2010 Nagorno-Karabakh parliamentary election
- All 33 seats in the National Assembly
- This lists parties that won seats. See the complete results below.
| Party |  | Leader | Vote % | Seats | +/– |
|  | Free Motherland | Arayik Harutyunyan | 46.39 | 14 | +4 |
|  | Democratic Party | Ashot Ghulian | 28.58 | 6 | −4 |
|  | ARF | Vitaly Balasanian | 20.18 | 6 | +3 |
|  | Independents | – | – | 7 | −3 |
| Prime Minister before | Prime Minister after |
| Arayik Harutyunyan Free Motherland | Arayik Harutyunyan Free Motherland |

= 2010 Nagorno-Karabakh parliamentary election =

Parliamentary elections were held in the Nagorno-Karabakh Republic on 23 May 2010.

==Background==
Nagorno-Karabakh declared its independence from Azerbaijan in 1991. The First Nagorno-Karabakh War took place between 1988 and 1994 which resulted in Nagorno-Karabakh, with Armenian support, becoming de facto independent from Azerbaijan. However it has not been internationally recognised and Azerbaijan still claims the area as part of its state.

Several changes to the election process were made since the previous election in 2005. Whereas previously, 22 of the parliament's 33 seats were filled using party-list proportional representation and 11 using first-past-the-post, the distribution for these elections is 17–16. Another change concerns the lowering of the election threshold from 10% to 6% (for political parties) and from 15% to 8% (for electoral blocs).

A total of 94,900 voters are registered for the election, about 66% of the total population of Nagorno-Karabakh.

==Contesting parties==
Before the elections, it became clear very few opposition parties would contest. Four parties contesting the 17 list-based seats are registered: Free Motherland (FM), led by Prime Minister Arayik Harutyunyan, the Democratic Party of Artsakh (DPA), the Armenian Revolutionary Federation (ARM) and the Communist Party of Artsakh (CPA).

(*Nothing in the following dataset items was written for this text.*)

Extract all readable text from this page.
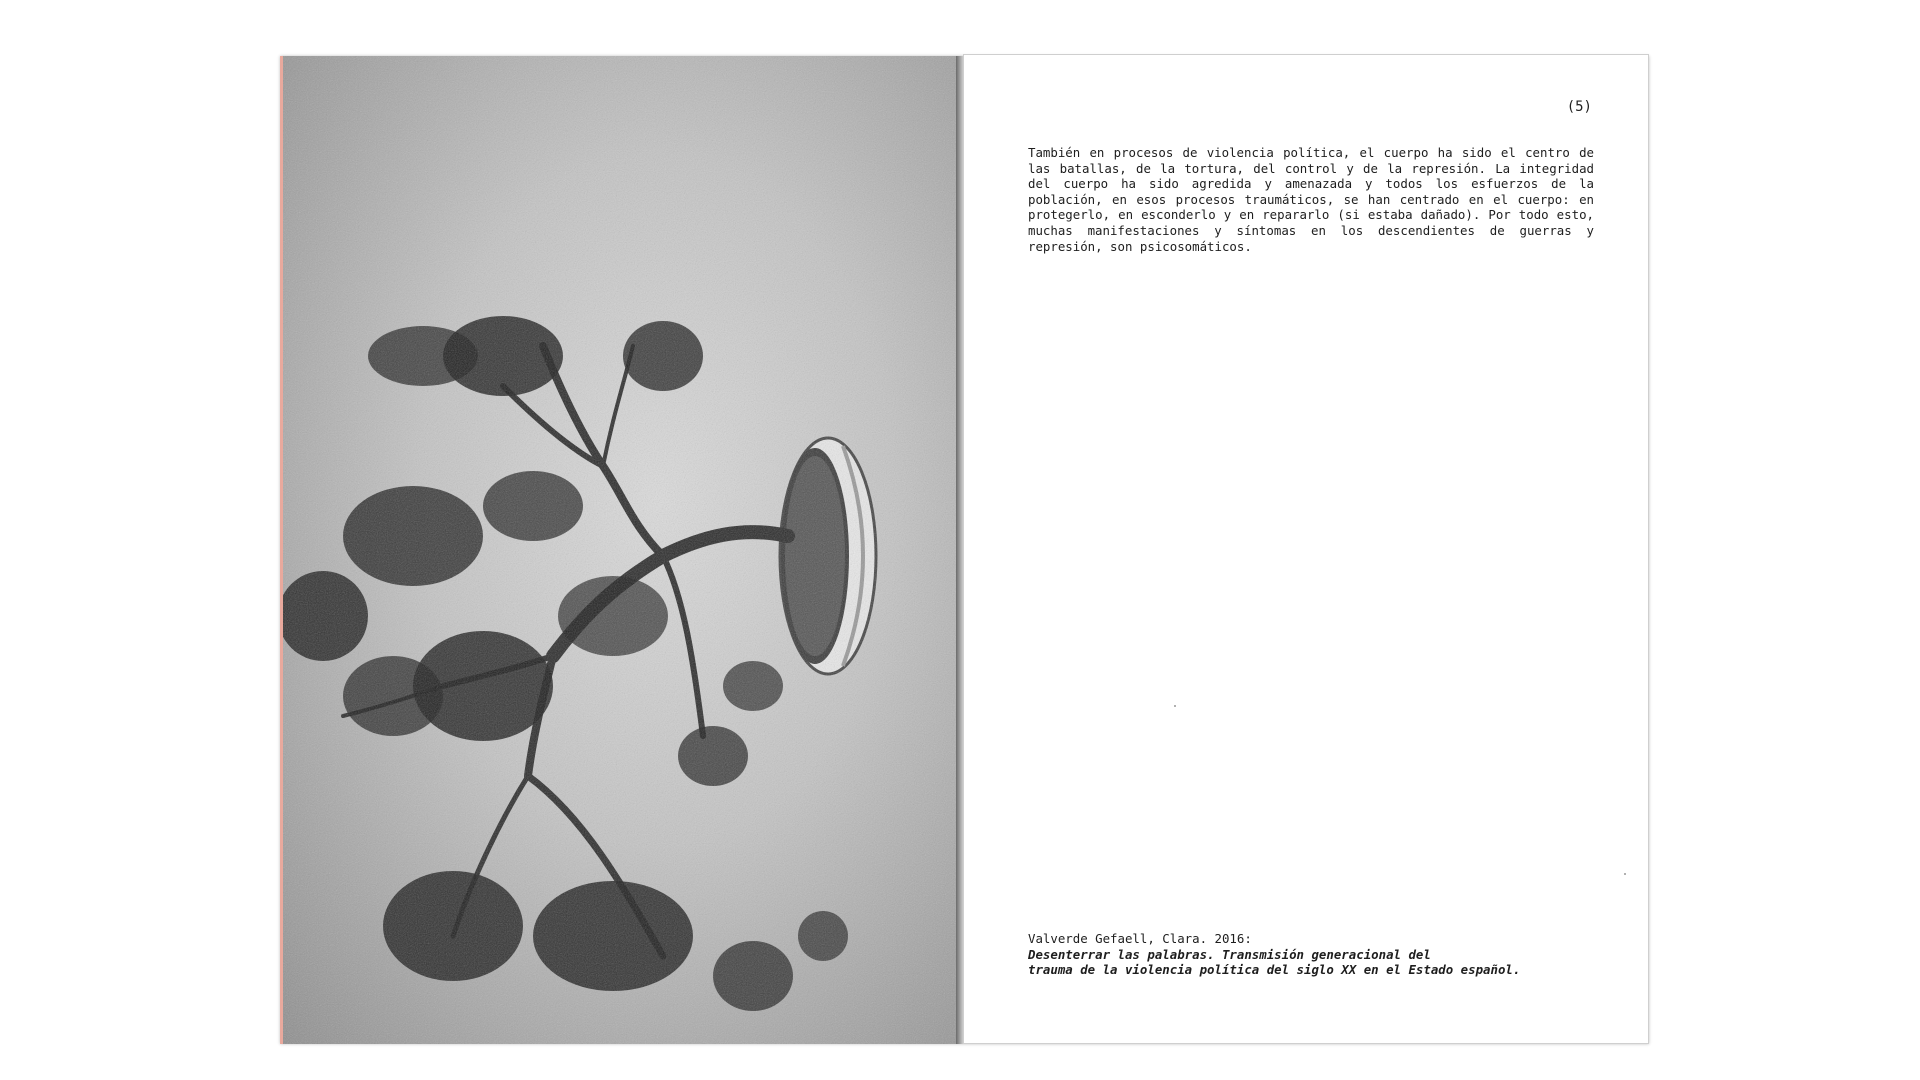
(5)

También en procesos de violencia política, el cuerpo ha sido el centro de las batallas, de la tortura, del control y de la represión. La integridad del cuerpo ha sido agredida y amenazada y todos los esfuerzos de la población, en esos procesos traumáticos, se han centrado en el cuerpo: en protegerlo, en esconderlo y en repararlo (si estaba dañado). Por todo esto, muchas manifestaciones y síntomas en los descendientes de guerras y represión, son psicosomáticos.

Valverde Gefaell, Clara. 2016:
Desenterrar las palabras. Transmisión generacional del
trauma de la violencia política del siglo XX en el Estado español.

Of these parties, only the communists did not support president Bako Sahakyan in the 2007 election. 44 More candidates stand for election in the 16 FPTP constituencies.

==Opinion polls==

| Institute | Date | FM | DPA | ARF | CPA | Independents |
|---|---|---|---|---|---|---|
| Sociometer Center | May 2010 | 13 | 11 | 5 | 0 | 4 |

==Results==
With about 50% of the votes counted, Free Motherland led the count with 45.8% of the votes. The DPA was at 30.7% and the ARF at 18.2%. The CP was below the electoral threshold of 6% (5.34%), which means it might be difficult for them to get a seat.

The Communist Party failed to cross the electoral threshold and did not win any seats.

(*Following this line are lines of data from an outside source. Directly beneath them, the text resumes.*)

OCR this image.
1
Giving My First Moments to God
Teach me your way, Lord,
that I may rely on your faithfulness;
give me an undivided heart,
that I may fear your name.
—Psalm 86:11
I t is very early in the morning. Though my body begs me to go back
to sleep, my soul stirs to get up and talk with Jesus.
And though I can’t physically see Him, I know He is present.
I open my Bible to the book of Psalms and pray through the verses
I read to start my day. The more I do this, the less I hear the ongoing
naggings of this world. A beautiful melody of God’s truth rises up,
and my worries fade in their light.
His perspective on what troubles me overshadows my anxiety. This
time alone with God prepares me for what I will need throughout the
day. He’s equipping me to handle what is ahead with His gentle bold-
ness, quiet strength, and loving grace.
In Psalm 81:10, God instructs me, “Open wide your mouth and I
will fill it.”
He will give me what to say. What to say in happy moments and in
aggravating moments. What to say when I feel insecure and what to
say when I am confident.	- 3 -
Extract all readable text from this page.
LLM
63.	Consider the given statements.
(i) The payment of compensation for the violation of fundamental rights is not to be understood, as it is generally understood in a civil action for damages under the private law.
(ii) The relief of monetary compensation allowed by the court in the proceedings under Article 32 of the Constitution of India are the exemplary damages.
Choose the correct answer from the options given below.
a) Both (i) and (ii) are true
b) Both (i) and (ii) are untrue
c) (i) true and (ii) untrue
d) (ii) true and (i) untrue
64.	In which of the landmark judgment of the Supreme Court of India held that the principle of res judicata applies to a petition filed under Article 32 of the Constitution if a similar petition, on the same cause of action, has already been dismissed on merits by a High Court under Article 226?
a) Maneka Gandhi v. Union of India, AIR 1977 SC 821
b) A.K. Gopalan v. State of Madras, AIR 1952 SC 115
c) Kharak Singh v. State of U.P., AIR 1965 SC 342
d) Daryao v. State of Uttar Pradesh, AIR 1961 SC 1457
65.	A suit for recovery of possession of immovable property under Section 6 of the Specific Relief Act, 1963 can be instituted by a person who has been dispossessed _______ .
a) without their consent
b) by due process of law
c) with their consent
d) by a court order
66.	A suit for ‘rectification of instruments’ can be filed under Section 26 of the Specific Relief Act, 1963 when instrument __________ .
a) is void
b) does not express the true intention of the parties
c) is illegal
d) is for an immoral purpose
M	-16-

| Party |  | Proportional |  |  | Constituency |  |  | Total seats | +/– |
| Votes | % | Seats | Votes | % | Seats |
|  | Free Motherland | 29,252 | 46.39 | 8 |  |  | 6 | 14 | +4 |
|  | Democratic Party of Artsakh | 18,017 | 28.58 | 5 |  |  | 1 | 6 | –4 |
|  | Armenian Revolutionary Federation | 12,725 | 20.18 | 4 |  |  | 2 | 6 | +3 |
|  | Communist Party of Artsakh | 3,057 | 4.85 | 0 |  |  | 0 | 0 | 0 |
|  | Independents |  |  |  |  |  | 7 | 7 | –3 |
| Total |  | 63,051 | 100.00 | 17 |  |  | 16 | 33 | 0 |
| Valid votes |  | 63,051 | 94.43 |  |  |  |  |  |  |
| Invalid/blank votes |  | 3,720 | 5.57 |  |  |  |  |  |  |
| Total votes |  | 66,771 | 100.00 |  |  |  |  |  |  |
| Registered voters/turnout |  | 98,518 | 67.78 |  | 95,866 | – |  |  |  |
Source: CEC, Caucasian Knot

==Reactions==
About 120 international observers from France, Russia, USA, Italy, Germany, Greece, Great Britain, Argentina, Ireland, Czech Republic, Denmark, Iran, Netherlands, Canada, Slovakia, South Ossetia, Abkhazia, Transnistria, and others, as well as a big group of observers from Armenia observed the elections. Later the Iranian foreign ministry spokesperson Ramin Mehmanparast stated that Iran had not delegated any observers. Azerbaijan made a black list of the international observers who visited Nagorno-Karabakh and declared them personae non-gratae.

Various international organisations and countries issued statements refusing to recognise the 2010 elections in Nagorno-Karabakh, among them the Organization for Security and Co-operation in Europe, the European Union, the United Kingdom, France, Iran, Russia, Turkey, and Lithuania.